Introduction
In this article and the next, I will summarize innovative schizophrenia drugs that will be released in the future. I will write a sort of summary of some articles in my blog.
First, this article will write about a type of new drug called muscarinic agonists.
Atypical Antipsychotics
Currently, atypical antipsychotics are the most commonly used drugs for schizophrenia. Problems with atypical antipsychotics include the following
- Insufficient effects on negative symptoms and cognitive dysfunction
- Weight gain
- Extrapyramidal symptoms
- Positive symptoms are not suppressed in about 20% to 30% of patients.
Muscarinic agonists (Muscarinic acetylcholine receptor agonists)
Muscarinic agonists(Muscarinic acetylcholine receptor agonists) have been developed as schizophrenic drugs that may solve the above problems.
Atypical antipsychotics are essentially dopamine blockers. They treat illness by blocking dopaminergic activities in the brain.
Direct blockade of dopamine leads to a variety of side effects.
Muscarinic agonists, on the other hand, activate acetylcholine activities in the brain. This indirectly reduces dopaminergic activities in the brain, thereby treating the disease.
As a result, muscarinic agonists may solve or reduce many of the problems associated with atypical antipsychotics.
KarXT (M1/M4 agonists)
One muscarinic agonist that will be available in the U.S. as early as 2024 is KarXT, also known as an M1/M4 agonist.
KarXT agonizes the M1 and M4 subtypes of muscarinic acetylcholine receptors in the brain. Therefore, it is called an M1/M4 agonist.
KarXT has shown efficacy over olanzapine three times in clinical trials to date. Olanzapine itself is a very good drug in terms of efficacy. It is noteworthy that KarXT has shown efficacy over and above Olanzapine.
In the KarXT trials, it caused only as much weight gain and extrapyramidal symptoms as placebo. I think it is safe to say that they are almost nonexistent.
A “post-hoc analysis” was conducted after the Phase 2 trial and showed that KarXT improved cognitive dysfunction. The effects of muscarinic agonists, including KarXT, on cognitive function are promising.

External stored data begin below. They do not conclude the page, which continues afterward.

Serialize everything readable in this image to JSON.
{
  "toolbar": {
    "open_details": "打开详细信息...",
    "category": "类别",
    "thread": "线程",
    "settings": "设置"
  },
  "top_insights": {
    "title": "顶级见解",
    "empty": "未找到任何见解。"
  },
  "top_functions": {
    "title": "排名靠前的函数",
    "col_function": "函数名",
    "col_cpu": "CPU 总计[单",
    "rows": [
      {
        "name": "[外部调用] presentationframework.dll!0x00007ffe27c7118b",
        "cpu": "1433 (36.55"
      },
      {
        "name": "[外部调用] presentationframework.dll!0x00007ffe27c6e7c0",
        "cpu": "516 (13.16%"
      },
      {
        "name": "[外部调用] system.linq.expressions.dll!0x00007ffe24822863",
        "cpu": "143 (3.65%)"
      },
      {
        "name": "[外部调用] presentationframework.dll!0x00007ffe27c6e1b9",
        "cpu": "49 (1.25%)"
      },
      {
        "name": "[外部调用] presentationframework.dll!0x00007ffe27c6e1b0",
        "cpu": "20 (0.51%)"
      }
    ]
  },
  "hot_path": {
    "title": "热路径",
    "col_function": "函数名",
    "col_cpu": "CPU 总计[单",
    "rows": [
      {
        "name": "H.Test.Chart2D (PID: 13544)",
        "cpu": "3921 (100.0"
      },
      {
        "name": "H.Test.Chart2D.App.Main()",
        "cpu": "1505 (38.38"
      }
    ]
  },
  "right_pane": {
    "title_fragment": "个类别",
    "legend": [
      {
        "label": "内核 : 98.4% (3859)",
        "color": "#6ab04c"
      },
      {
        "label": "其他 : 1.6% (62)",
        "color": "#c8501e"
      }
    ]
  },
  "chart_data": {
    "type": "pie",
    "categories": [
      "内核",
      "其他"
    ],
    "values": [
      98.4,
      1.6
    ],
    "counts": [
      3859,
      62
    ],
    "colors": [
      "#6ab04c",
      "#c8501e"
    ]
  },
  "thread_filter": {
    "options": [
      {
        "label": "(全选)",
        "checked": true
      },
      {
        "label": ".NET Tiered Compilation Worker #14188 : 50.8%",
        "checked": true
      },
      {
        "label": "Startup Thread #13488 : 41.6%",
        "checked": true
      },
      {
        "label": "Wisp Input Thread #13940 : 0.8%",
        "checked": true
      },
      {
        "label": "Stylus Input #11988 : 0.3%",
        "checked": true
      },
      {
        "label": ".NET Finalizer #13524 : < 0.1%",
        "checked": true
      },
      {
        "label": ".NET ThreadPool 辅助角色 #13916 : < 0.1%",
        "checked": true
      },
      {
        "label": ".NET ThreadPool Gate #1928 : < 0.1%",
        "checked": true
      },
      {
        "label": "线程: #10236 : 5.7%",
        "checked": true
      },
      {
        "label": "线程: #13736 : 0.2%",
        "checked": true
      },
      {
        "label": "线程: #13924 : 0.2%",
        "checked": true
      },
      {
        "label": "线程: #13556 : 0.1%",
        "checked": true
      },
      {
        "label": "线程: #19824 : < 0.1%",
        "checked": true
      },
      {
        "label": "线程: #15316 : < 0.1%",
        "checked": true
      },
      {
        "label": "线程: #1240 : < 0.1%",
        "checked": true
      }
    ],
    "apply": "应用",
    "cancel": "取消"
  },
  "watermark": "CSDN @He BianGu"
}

However, KarXT has concerns about side effects, such as nausea, indigestion, vomiting, constipation, diarrhea, and other gastrointestinal side effects.
KarXT may be more effective than olanzapine, with little or no weight gain or extrapyramidal symptoms, and may be effective in improving cognitive dysfunction.
Emraclidine (M4 allosteric agonist)
In addition to KarXT, muscarinic agonists include Emraclidine. Emraclidine is also called M4 allosteric agonist.
Emraclidine binds to the allosteric site of the M4 subtype of muscarinic acetylcholine receptor, thereby promoting its receptor activation.
In this way, it activates acetylcholinergic activities in the brain.
Unlike KarXT, Emraclidine has had few gastrointestinal side effects in a clinical trial.
If KarXT is not good for digestive side effects for you, Emraclidine might be a better choice.
The efficacy of Emraclidine in the clinical trial has been about as good as KarXT. Perhaps, Muscarinic agonists in general may be highly effective.
A Phase 2 trial is currently underway in the U.S., and Phase 2 data is expected to be released in the first half of 2024. I will report the result on this blog when it is available.
Emraclidine may be as effective as KarXT and may not have the same gastrointestinal side effects that have been a concern with KarXT.
NBI-1117568 (M4 agonist)
Neurocrine Biosciences is developing a muscarinic agonist, NBI-1117568.
NBI-1117568 is a muscarinic agonist that acts on the M4 subtype of the muscarinic acetylcholine receptor in the brain. Therefore, it is also called an M4 agonist.
According to Neurocrine, NBI-1117568 is a highly specific drug, different from both KarXT and Emraclidine.
NBI-1117568 is also claimed to be superior to KarXT and Emraclidine in terms of efficacy and side effects.
A Phase 2 trial is currently underway in the U.S., and Phase 2 is expected to be completed in 2024.
According to Neurocrine, NBI-1117568 is different from both KarXT and Emraclidine. NBI-1117568 is claimed to outperform them in terms of efficacy and side effects.
ML-007 (M1/M4 agonist)
ML-007 is an M1/M4 agonist like KarXT. It is said that M1 agonists are more effective than M4 agonists for cognitive impairment.
KarXT and ML-007 are M1 agonists in addition to M4 agonists. I would like to focus on ML-007 as well.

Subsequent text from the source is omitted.